Les « mariages » entre Roms sont le plus souvent arrangés entre les propriétaires pour de simples questions de reproduction, un prêtre officialisant l’union avant qu’on les force à se reproduire. Si le code de Basile le Loup prévoit que « un tsigane qui viole une blanche doit être brûlé vif», les propriétaires ne se gênent pas pour violer des esclaves, si bien qu’au 19ème siècle, le journaliste français Félix Colson note que de nombreux esclaves roms sont blonds. Pour avoir une idée des conditions de vie des esclaves de maison, on peut citer Félix Colson qui, en visite chez un baron roumain, indique dans ses mémoires que « la misère se lit tellement sur leurs corps qu’à les regarder, on risque de perdre l’appétit ». Il est à noter que si la loi n’autorisait pas un baron à tuer son esclave, cette pratique était néanmoins courante (la loi n’interdisant pas de toute façon les châtiments corporels qui pouvaient se terminer par la mort de l’esclave).
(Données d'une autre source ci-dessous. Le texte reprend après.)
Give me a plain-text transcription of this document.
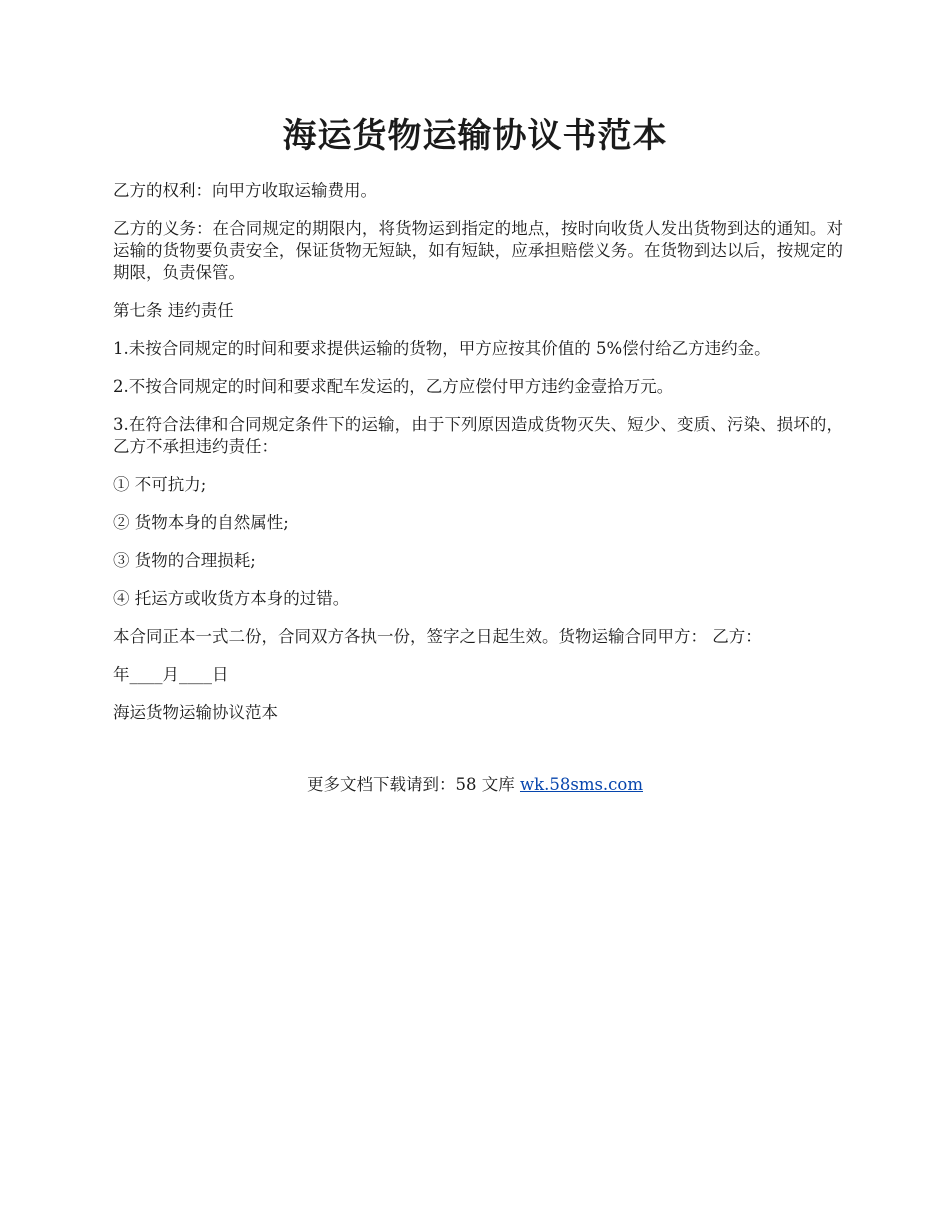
海运货物运输协议书范本

乙方的权利：向甲方收取运输费用。

乙方的义务：在合同规定的期限内，将货物运到指定的地点，按时向收货人发出货物到达的通知。对运输的货物要负责安全，保证货物无短缺，如有短缺，应承担赔偿义务。在货物到达以后，按规定的期限，负责保管。

第七条 违约责任

1.未按合同规定的时间和要求提供运输的货物，甲方应按其价值的 5%偿付给乙方违约金。

2.不按合同规定的时间和要求配车发运的，乙方应偿付甲方违约金壹拾万元。

3.在符合法律和合同规定条件下的运输，由于下列原因造成货物灭失、短少、变质、污染、损坏的，乙方不承担违约责任：

① 不可抗力;

② 货物本身的自然属性;

③ 货物的合理损耗;

④ 托运方或收货方本身的过错。

本合同正本一式二份，合同双方各执一份，签字之日起生效。货物运输合同甲方： 乙方：

年____月____日

海运货物运输协议范本

更多文档下载请到：58 文库 wk.58sms.com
L'Église moldave libéra ses esclaves roms en 1844 et l'Église de Munténie en 1847. L'esclavage, peu après, devint illégal une première fois, dans ces deux principautés, en 1855 et 1856, soit sept à huit ans après l'abolition définitive signée, en France, le 27 avril 1848, au début de la deuxième République, sous l'impulsion de Victor Schoelcher. Réinstauré, l'esclavage des Roms ne fut définitivement aboli qu'en 1864, deux ans après l'unification de la Roumanie. Le lien historique entre ces abolitions transatlantique et européenne est avéré.
 
L'esclavage oublié des Roms qui dura un demi-millénaire, dès leur apparition dans les principautés pré-roumaines, au milieu du XIVe siècle jusqu'au milieu du XIXe, appartient, à présent, à l'histoire de tous les Européens. Le déni d'un esclavage si long et si brutal n'est plus supportable et pèse encore sur les relations entre les Roms et autres populations européennes, de nos jours. Il est temps d'enseigner et de rappeler à tous les concitoyens de l'Union que ce lointain passé a laissé des traces dans notre présent. 
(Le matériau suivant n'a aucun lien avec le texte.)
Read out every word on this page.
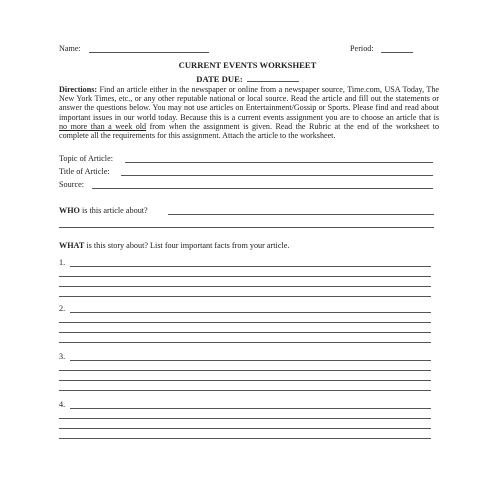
Name:	Period:
CURRENT EVENTS WORKSHEET
DATE DUE:
Directions: Find an article either in the newspaper or online from a newspaper source, Time.com, USA Today, The New York Times, etc., or any other reputable national or local source. Read the article and fill out the statements or answer the questions below. You may not use articles on Entertainment/Gossip or Sports. Please find and read about important issues in our world today. Because this is a current events assignment you are to choose an article that is no more than a week old from when the assignment is given. Read the Rubric at the end of the worksheet to complete all the requirements for this assignment. Attach the article to the worksheet.
Topic of Article:
Title of Article:
Source:
WHO is this article about?
WHAT is this story about? List four important facts from your article.
1.
2.
3.
4.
L'abolition de l'esclavage des Roms en Europe a désormais toute sa place dans la commémoration, en France, de l'abolition des esclavages, tous les esclavages, chaque 10 mai.

(1) « Les Européens organisent des sociétés philanthropiques pour l'abolition de l'esclavage en Amérique alors que, sur leur propre continent, 400 000 Tsiganes sont maintenus en esclavage » Kogalniceanu Mihail, Esquisse sur l’histoire, les mœurs et la langue des cigains, connus en France sous le nom de Bohémiens, Berlin,1837.